For a thorough introduction to Navigation mesh pathfinding, see AI Blog's article Fixing Pathfinding Once and For All
Demo
Installation
PatrolJS can be used on both the client and the server.
You need ThreeJS and Underscore in order to use this library. On the client, PatrolJS will assume these are availabe on the window object. On the server, just install this library using npm install patroljs
. Afterwards just include it using var patrol = require('patroljs')
.
Usage
Before we get started, you need to understand a few stages of PatrolJS's navigation mesh building and planning.
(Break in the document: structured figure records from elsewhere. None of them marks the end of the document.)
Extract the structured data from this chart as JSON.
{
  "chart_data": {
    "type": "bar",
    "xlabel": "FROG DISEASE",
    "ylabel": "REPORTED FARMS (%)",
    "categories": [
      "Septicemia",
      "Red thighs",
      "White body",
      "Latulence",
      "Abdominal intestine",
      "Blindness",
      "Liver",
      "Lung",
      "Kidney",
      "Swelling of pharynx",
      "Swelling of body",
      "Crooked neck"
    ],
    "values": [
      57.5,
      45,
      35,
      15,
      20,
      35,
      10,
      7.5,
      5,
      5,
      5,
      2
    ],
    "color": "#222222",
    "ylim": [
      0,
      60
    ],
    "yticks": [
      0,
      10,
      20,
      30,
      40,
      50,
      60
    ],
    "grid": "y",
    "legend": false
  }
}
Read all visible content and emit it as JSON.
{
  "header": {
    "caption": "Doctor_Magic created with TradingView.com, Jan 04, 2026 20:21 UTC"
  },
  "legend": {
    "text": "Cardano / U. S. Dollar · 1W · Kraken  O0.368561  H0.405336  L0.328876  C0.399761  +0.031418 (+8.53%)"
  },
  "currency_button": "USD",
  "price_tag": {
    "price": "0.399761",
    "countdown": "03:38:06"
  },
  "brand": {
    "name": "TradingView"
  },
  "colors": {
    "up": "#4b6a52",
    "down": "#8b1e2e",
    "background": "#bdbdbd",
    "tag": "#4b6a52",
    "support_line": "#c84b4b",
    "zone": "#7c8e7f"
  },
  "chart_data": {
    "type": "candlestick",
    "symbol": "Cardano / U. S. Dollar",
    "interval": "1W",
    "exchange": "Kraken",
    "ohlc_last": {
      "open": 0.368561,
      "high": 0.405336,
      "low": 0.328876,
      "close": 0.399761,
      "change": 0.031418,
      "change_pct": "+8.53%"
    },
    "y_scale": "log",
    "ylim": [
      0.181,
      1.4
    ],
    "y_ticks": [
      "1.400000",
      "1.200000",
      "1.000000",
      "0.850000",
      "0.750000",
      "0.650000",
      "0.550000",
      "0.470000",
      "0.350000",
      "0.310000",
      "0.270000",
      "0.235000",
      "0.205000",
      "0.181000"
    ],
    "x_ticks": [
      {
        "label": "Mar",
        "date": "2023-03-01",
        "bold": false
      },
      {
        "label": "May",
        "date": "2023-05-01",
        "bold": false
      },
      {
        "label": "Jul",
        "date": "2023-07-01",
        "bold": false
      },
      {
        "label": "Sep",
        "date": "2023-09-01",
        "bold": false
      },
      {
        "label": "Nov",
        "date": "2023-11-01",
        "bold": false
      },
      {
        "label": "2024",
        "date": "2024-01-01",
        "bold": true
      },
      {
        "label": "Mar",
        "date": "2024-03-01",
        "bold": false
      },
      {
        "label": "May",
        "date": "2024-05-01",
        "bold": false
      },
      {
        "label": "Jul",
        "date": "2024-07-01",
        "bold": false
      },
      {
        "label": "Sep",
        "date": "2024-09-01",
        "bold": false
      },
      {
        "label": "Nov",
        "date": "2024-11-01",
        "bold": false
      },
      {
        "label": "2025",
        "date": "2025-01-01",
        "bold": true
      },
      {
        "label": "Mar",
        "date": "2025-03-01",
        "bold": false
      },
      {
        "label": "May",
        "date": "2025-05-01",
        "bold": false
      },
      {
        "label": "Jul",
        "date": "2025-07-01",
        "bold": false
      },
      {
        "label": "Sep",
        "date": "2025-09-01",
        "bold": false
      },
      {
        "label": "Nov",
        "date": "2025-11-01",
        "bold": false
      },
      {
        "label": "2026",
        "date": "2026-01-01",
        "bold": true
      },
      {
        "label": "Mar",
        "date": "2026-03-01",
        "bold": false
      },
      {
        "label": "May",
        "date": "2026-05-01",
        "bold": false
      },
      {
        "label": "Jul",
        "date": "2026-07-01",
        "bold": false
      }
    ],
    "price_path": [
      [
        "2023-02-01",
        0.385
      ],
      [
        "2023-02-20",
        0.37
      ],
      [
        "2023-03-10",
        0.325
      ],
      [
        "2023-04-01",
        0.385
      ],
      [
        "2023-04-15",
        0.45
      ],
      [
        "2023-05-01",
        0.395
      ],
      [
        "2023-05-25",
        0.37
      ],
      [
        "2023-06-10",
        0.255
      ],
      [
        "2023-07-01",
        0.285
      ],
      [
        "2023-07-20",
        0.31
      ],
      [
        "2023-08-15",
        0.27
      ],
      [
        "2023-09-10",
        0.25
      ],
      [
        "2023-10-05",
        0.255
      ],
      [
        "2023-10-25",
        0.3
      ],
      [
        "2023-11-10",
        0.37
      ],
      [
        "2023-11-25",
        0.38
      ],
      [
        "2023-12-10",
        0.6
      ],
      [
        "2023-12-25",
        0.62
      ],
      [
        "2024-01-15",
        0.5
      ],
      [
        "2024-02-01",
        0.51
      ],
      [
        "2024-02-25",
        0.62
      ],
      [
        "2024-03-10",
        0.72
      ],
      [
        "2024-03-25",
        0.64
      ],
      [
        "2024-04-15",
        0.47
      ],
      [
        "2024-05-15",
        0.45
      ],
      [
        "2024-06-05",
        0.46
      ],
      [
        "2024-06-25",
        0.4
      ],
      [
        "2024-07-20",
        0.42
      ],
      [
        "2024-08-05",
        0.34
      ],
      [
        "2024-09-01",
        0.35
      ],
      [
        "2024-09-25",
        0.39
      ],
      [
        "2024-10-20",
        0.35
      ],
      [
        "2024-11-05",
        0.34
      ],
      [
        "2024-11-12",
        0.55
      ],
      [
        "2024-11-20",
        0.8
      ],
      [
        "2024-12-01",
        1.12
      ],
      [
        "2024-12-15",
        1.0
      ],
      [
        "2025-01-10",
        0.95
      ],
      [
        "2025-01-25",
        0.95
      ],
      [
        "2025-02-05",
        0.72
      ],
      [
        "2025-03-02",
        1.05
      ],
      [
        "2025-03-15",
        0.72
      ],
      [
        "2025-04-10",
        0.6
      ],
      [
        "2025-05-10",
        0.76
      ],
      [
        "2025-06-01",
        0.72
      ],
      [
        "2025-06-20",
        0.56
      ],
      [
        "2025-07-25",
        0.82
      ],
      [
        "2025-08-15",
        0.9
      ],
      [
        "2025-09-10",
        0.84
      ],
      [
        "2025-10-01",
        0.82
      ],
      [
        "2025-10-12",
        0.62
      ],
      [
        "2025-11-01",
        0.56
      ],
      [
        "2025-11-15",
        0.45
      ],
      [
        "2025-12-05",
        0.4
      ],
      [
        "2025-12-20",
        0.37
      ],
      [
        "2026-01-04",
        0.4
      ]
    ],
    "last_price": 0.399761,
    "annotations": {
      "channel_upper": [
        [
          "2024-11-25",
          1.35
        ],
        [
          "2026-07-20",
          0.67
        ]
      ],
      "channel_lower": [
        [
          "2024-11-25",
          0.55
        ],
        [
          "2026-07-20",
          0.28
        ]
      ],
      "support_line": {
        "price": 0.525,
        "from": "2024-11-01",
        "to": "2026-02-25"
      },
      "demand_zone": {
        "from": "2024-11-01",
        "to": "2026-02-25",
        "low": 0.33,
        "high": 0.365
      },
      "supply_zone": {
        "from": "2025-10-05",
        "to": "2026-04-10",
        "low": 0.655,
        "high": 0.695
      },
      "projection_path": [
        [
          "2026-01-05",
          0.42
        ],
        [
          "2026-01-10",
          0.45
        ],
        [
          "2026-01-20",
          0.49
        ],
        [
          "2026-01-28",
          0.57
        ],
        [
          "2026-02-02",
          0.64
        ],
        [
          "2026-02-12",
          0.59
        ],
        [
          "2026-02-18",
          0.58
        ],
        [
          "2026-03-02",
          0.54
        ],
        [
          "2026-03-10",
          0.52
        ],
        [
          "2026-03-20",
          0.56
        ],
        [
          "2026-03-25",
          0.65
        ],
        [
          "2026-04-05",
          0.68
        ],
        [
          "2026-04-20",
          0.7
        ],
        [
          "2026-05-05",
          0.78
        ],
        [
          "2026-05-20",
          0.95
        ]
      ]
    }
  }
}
PatrolJS currently does not build navigation meshes for you. I've tried but failed horribly. If you have knowledge of the matter and would like to help, please send a PR!
Fortunately there is a great tool to assist us with navigation meshes, namely Blender. See this video (6:08) on how to generate your own navmesh. After saving it as OBJ, you have to convert the file to ThreeJS's JSON format.
PatrolJS only accepts raw JSON model data. You must take care of loading the JSON file yourself.
Loading a navmesh
jsonLoader.load( 'meshes/level.nav.js', function( geometry, materials ) {
var zoneNodes = patrol.buildNodes(geometry);
patrol.setZoneData('level', zoneNodes);
// Set the player's navigation mesh group
playerNavMeshGroup = patrol.getGroup('level', player.position);
}, null);
First, you need to build nodes from the navigation mesh using buildNodes(geometry)
. These nodes are then saved in memory by passing them to PatrolJS using setZoneData(levelName, nodes)
.
Every navigation mesh consists out of many groups of polygons. This is because, you can't always calculate a path from everywhere to everywhere. A path can only be constructed between points that lie on one group of polygons.
A level may only contain one group of polygons, but in practice these are usually more. The demo scene has around 50 groups for example. This is because Blender tries to bake the top surfaces of obstacles like crates and other inaccessible areas as well. You may remove these areas yourself for an optimization, if you wish, before converting the file to JSON for use with PatrolJS.
When calculating a path, PatrolJS needs to know what group of polygons you are searching in. In your game or app, you should precalculate this position using getGroup(levelName, position)
and store it for when you want to calculate a path later.
// Calculate a path to the target
calculatedPath = patrol.findPath(player.position, target.position, 'level', playerNavMeshGroup);
Finally you can calculate a path using findPath(beginPosition, targetPosition, levelName, group)
. This returns an array of THREE.Vector3. Simply go to these positions in order in order to complete your path. See the demo code for an example.